Il s’était joué d’elle, celui qu’elle appelait l’autre jour encore : son vieux Guy. Il était donc semblable à tous les autres, cet homme qu’elle croyait naïvement le seul incapable de mentir, le seul dévoué sans arrière-pensée, le seul capable d’une fidélité sans espoir !
— Mon Dieu ! soupirait-elle, un peu plus j’allais l’aimer ! Hélas ! est-ce que je ne l’aime pas déjà, maintenant qu’il m’échappe ?… Ah ! nous sommes de folles et malheureuses créatures !
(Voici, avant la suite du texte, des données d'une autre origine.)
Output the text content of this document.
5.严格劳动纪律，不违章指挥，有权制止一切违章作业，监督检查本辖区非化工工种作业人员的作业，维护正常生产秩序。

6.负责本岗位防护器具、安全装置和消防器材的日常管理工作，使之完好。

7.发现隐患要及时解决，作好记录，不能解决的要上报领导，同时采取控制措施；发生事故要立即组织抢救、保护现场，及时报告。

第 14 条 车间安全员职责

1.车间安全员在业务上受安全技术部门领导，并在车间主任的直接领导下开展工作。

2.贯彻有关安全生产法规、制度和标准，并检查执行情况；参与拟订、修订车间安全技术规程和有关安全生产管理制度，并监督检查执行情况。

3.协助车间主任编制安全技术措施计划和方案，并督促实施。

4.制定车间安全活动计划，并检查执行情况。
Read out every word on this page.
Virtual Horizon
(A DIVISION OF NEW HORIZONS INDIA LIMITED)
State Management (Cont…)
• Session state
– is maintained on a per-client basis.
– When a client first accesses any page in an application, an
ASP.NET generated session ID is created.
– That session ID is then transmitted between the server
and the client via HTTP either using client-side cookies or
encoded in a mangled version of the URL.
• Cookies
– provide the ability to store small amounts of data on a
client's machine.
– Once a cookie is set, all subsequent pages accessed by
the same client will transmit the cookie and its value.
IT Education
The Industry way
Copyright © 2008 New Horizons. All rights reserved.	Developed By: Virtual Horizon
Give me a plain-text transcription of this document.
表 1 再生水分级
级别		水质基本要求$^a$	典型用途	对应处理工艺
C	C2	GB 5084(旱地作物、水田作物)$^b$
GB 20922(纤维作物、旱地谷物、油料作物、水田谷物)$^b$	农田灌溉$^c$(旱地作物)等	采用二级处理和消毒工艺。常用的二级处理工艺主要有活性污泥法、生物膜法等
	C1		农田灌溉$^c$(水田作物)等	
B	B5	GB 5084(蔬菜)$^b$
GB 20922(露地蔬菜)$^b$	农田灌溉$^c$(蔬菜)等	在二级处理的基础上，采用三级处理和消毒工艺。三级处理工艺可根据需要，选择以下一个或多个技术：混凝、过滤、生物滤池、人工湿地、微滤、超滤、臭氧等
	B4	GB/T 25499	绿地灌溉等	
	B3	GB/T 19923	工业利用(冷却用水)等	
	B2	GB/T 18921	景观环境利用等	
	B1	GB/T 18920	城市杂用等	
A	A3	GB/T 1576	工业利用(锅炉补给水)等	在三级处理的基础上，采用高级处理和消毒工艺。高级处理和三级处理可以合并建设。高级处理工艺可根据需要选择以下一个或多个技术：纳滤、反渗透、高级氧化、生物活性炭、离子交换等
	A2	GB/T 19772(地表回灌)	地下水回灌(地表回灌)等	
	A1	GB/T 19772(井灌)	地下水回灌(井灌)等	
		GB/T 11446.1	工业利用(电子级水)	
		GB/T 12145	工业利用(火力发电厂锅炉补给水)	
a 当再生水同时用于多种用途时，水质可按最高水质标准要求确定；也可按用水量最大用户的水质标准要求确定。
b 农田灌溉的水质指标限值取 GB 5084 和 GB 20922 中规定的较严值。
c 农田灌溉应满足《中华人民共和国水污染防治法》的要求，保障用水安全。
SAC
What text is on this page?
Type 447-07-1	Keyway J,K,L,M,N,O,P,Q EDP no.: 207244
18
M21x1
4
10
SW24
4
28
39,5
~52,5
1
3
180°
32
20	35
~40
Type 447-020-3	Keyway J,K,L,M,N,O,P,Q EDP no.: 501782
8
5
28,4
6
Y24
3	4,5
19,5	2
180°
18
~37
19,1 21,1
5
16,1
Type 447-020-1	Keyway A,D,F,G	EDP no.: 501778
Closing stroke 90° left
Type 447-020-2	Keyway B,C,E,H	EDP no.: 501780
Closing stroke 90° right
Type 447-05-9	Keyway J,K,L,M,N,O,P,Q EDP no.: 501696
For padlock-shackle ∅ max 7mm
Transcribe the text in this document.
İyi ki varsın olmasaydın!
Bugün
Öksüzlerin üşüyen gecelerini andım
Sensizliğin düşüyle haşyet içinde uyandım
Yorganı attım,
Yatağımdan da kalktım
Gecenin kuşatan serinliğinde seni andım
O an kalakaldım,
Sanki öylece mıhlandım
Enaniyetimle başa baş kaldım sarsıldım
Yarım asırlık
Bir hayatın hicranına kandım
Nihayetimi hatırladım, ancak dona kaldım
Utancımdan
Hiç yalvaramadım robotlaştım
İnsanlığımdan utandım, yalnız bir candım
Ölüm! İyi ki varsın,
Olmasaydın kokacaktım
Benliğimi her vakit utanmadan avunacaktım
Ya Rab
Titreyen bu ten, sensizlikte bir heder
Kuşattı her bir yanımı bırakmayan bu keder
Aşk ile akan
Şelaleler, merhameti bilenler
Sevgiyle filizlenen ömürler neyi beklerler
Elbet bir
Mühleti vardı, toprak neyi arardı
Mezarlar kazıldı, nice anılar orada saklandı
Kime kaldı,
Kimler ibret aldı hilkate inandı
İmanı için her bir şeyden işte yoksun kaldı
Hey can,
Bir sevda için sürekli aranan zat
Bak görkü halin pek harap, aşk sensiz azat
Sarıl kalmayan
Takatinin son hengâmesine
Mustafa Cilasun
En d’autres moments, son irritation reprenait le dessus. Elle éprouvait un dégoût profond pour tous ces hommes à qui certaines satisfactions sont nécessaires. Elle était jeune, riche, libre. Elle allait oublier. C’était maintenant qu’il serait en droit de lui dire :
— Vous n’avez pas le temps de penser.
Mais, tandis qu’elle appelait le tourbillon de la folie, la douleur, seule, lui répondait et ses larmes coulaient, plus amères encore.
Quand on vint lui annoncer le déjeuner, elle n’eut pas le courage de se mettre à table et fit prier sa belle-mère de ne point l’attendre.